Thunderstorms could cast a shadow over plans for a summer weekend of camping, festival-going or lazing on the beach.
The Met Office has said that the heatwave will be replaced with unsettled and thundery conditions for southern and central areas, with yellow weather warnings in force.
A thunderstorm warning is in place from 8pm on Friday through to 10pm on Saturday, with the possibility of heavy rain that could cause disruption and flooding.
Thunderstorms will primarily hit the south of England
(Image: PA Graphics/Press Association Images)
The warning covers southern England and Wales, potentially disappointing anyone who hoped for a dry, sunny trip to the coast.
Music lovers at the Latitude festival in Suffolk will be hoping they can avoid a muddy mosh pit, while anyone with camping in mind may want to pack wisely.
A yellow wind warning for the southern coastal counties of England, lasting from Friday afternoon until midnight, was issued due to strong north-easterly winds of up to 55mph.
Forecasters warned that this could cause tricky driving conditions, especially for larger vehicles or those towing caravans.
Saturday is likely to see frequent lightning, thundery rain and continued strong, gusty winds in the areas covered by the thunderstorm warning.
There is also a risk of large hail falling in a few places, and where there are heavy downpours there could be up to 35mm of rain falling within an hour, bringing the risk of flooding.
A second yellow warning for thunderstorms shifts the focus away from the far South West but still covers much of southern England, parts of central England and the far south east of Wales, running from 9am on Sunday morning through to midnight.
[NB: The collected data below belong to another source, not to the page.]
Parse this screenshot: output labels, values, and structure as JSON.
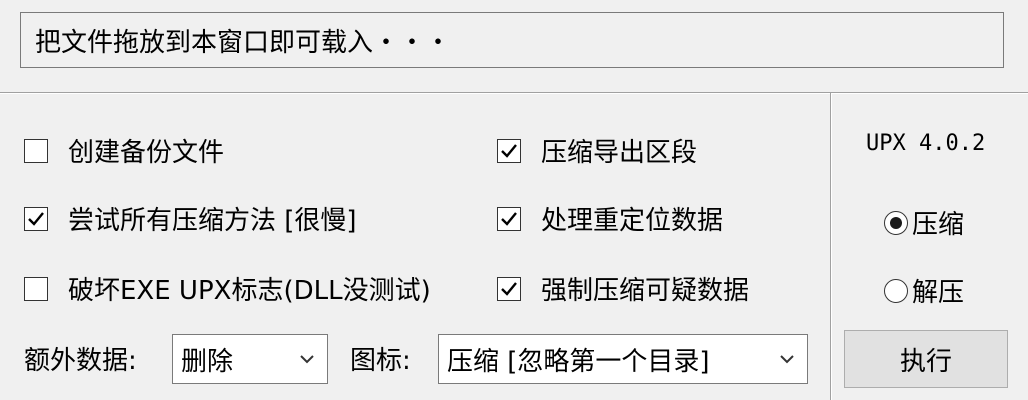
{
  "drop_zone": {
    "text": "把文件拖放到本窗口即可载入・・・"
  },
  "options": {
    "backup": {
      "label": "创建备份文件",
      "checked": false
    },
    "try_all": {
      "label": "尝试所有压缩方法 [很慢]",
      "checked": true
    },
    "break_exe": {
      "label": "破坏EXE UPX标志(DLL没测试)",
      "checked": false
    },
    "compress_export": {
      "label": "压缩导出区段",
      "checked": true
    },
    "handle_reloc": {
      "label": "处理重定位数据",
      "checked": true
    },
    "force_compress": {
      "label": "强制压缩可疑数据",
      "checked": true
    }
  },
  "extra_data": {
    "label": "额外数据:",
    "selected": "删除"
  },
  "icon": {
    "label": "图标:",
    "selected": "压缩 [忽略第一个目录]"
  },
  "side": {
    "version": "UPX 4.0.2",
    "mode_compress": "压缩",
    "mode_decompress": "解压",
    "mode_selected": "compress",
    "execute_label": "执行"
  }
}
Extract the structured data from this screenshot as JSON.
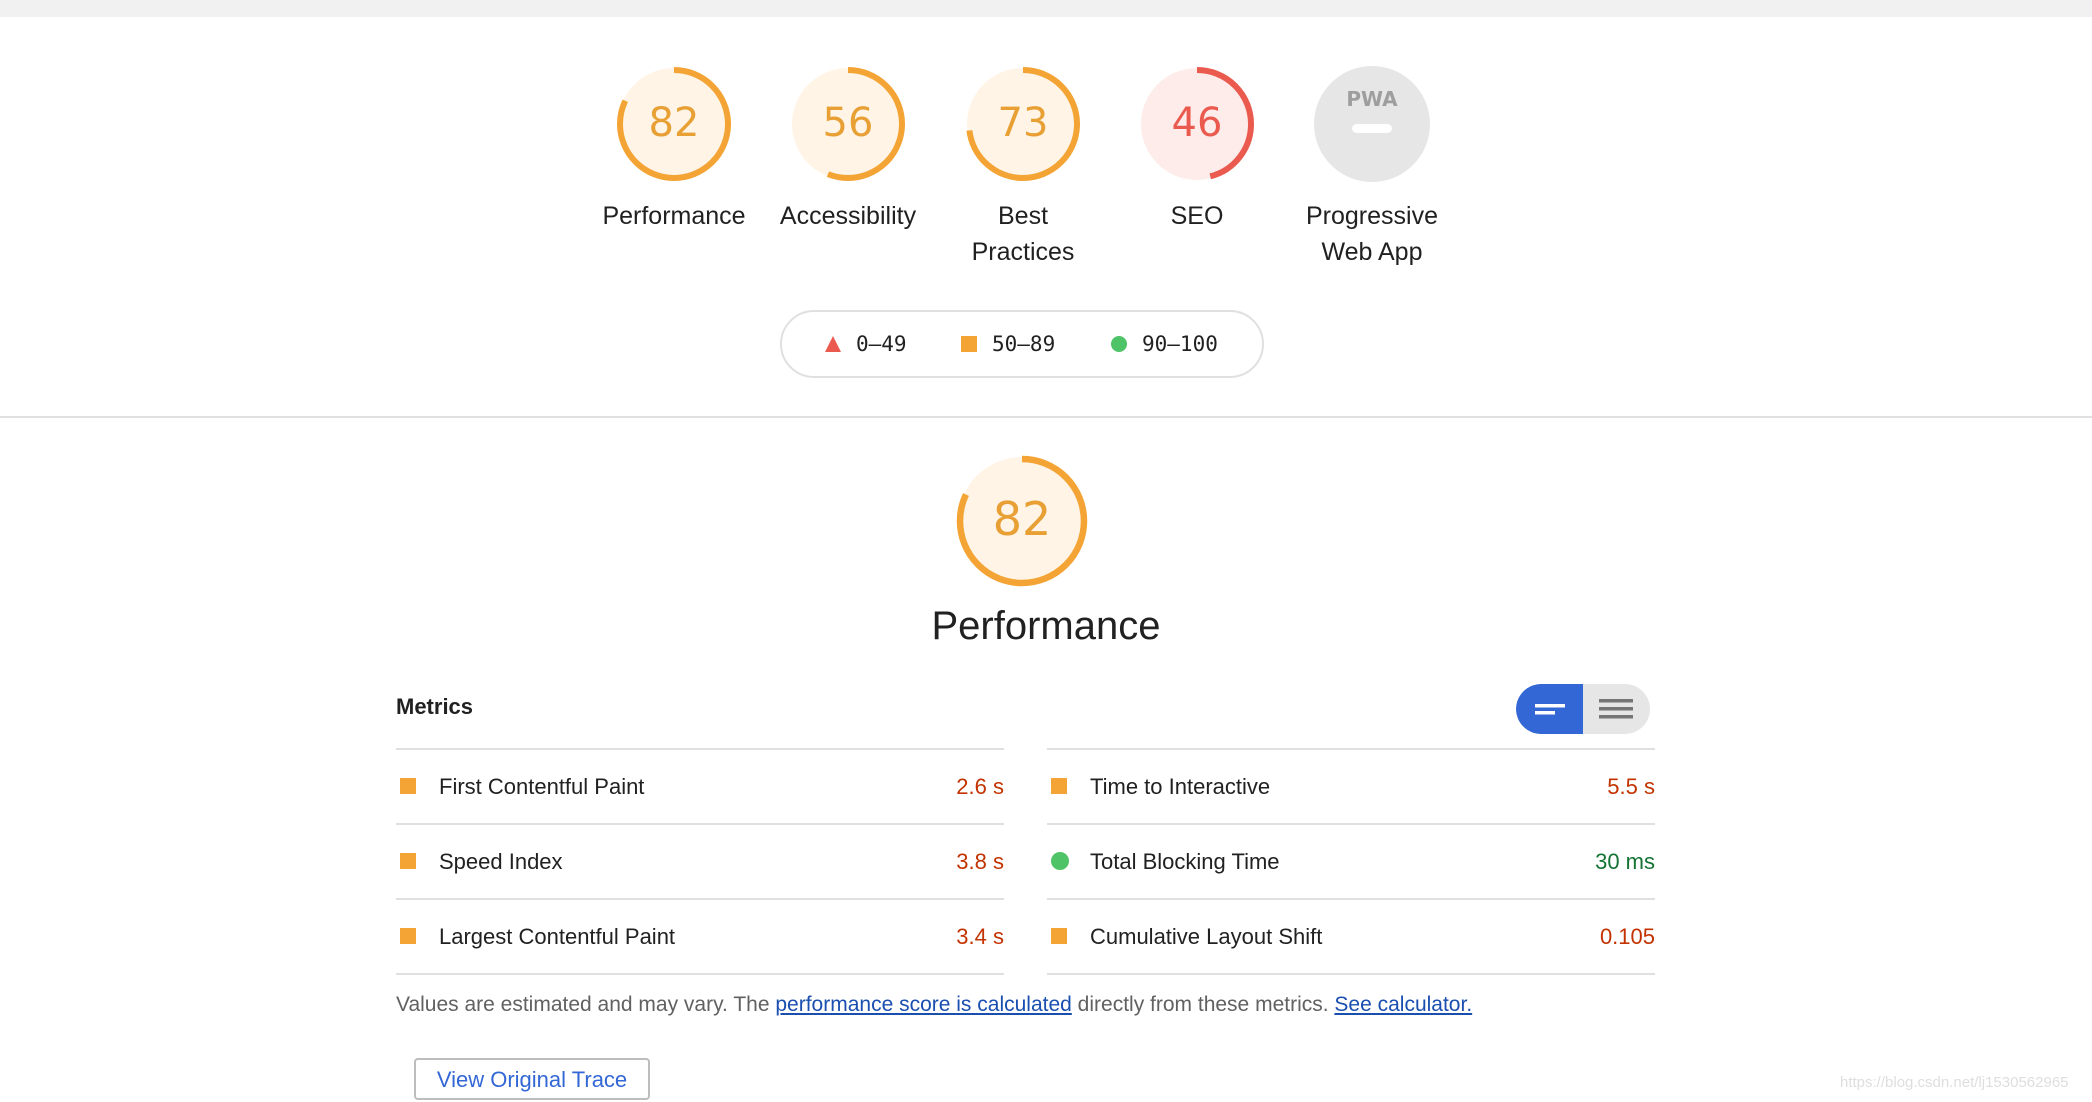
{
  "colors": {
    "average": "#f4a434",
    "average_bg": "#fff4e6",
    "average_text": "#e8a035",
    "fail": "#eb5a4f",
    "fail_bg": "#fdecea",
    "pass": "#4fc367",
    "pwa_bg": "#e6e6e6",
    "accent": "#3367d6"
  },
  "gauges": [
    {
      "score": "82",
      "label": "Performance",
      "fraction": 0.82,
      "status": "average"
    },
    {
      "score": "56",
      "label": "Accessibility",
      "fraction": 0.56,
      "status": "average"
    },
    {
      "score": "73",
      "label": "Best Practices",
      "fraction": 0.73,
      "status": "average"
    },
    {
      "score": "46",
      "label": "SEO",
      "fraction": 0.46,
      "status": "fail"
    },
    {
      "score": "",
      "label": "Progressive Web App",
      "badge": "PWA",
      "status": "na"
    }
  ],
  "legend": {
    "fail": "0–49",
    "average": "50–89",
    "pass": "90–100"
  },
  "performance": {
    "score": "82",
    "fraction": 0.82,
    "title": "Performance",
    "metrics_title": "Metrics",
    "metrics_left": [
      {
        "label": "First Contentful Paint",
        "value": "2.6 s",
        "status": "average"
      },
      {
        "label": "Speed Index",
        "value": "3.8 s",
        "status": "average"
      },
      {
        "label": "Largest Contentful Paint",
        "value": "3.4 s",
        "status": "average"
      }
    ],
    "metrics_right": [
      {
        "label": "Time to Interactive",
        "value": "5.5 s",
        "status": "average"
      },
      {
        "label": "Total Blocking Time",
        "value": "30 ms",
        "status": "pass"
      },
      {
        "label": "Cumulative Layout Shift",
        "value": "0.105",
        "status": "average"
      }
    ],
    "note_prefix": "Values are estimated and may vary. The ",
    "note_link1": "performance score is calculated",
    "note_middle": " directly from these metrics. ",
    "note_link2": "See calculator.",
    "trace_button": "View Original Trace"
  },
  "watermark": "https://blog.csdn.net/lj1530562965"
}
Forecasters said some of the heaviest showers are expected in the South East in the morning, before falling more widely across the warning area as the day goes on.
There is the potential for up to 80-100mm of rainfall to build up in some places over the course of the day, which will bring a risk of flooding and some poor driving conditions with surface water likely on roads.
People at Blyth beach in Northumberland
(Image: Owen Humphreys/PA)
Met Office principal operational meteorologist Frank Saunders said: “The warnings in place over the weekend show a marked shift in the weather pattern for many southern areas as low pressure moves in, with potential impacts for business and the public.
“This more unsettled weather brings a risk of torrential downpours and flooding in some places.
“However, areas further north will cling on to see some fine weather through the weekend, although not quite as hot as recently.”
Forecasters said the unsettled weather looks set to continue early next week, with more persistent rain expected for much of the UK.
A Met Office amber warning for extreme heat had been in place for England until midnight on Thursday.
The country reached its hottest temperature of the year on Tuesday when 32.2C was recorded at Heathrow Airport in west London.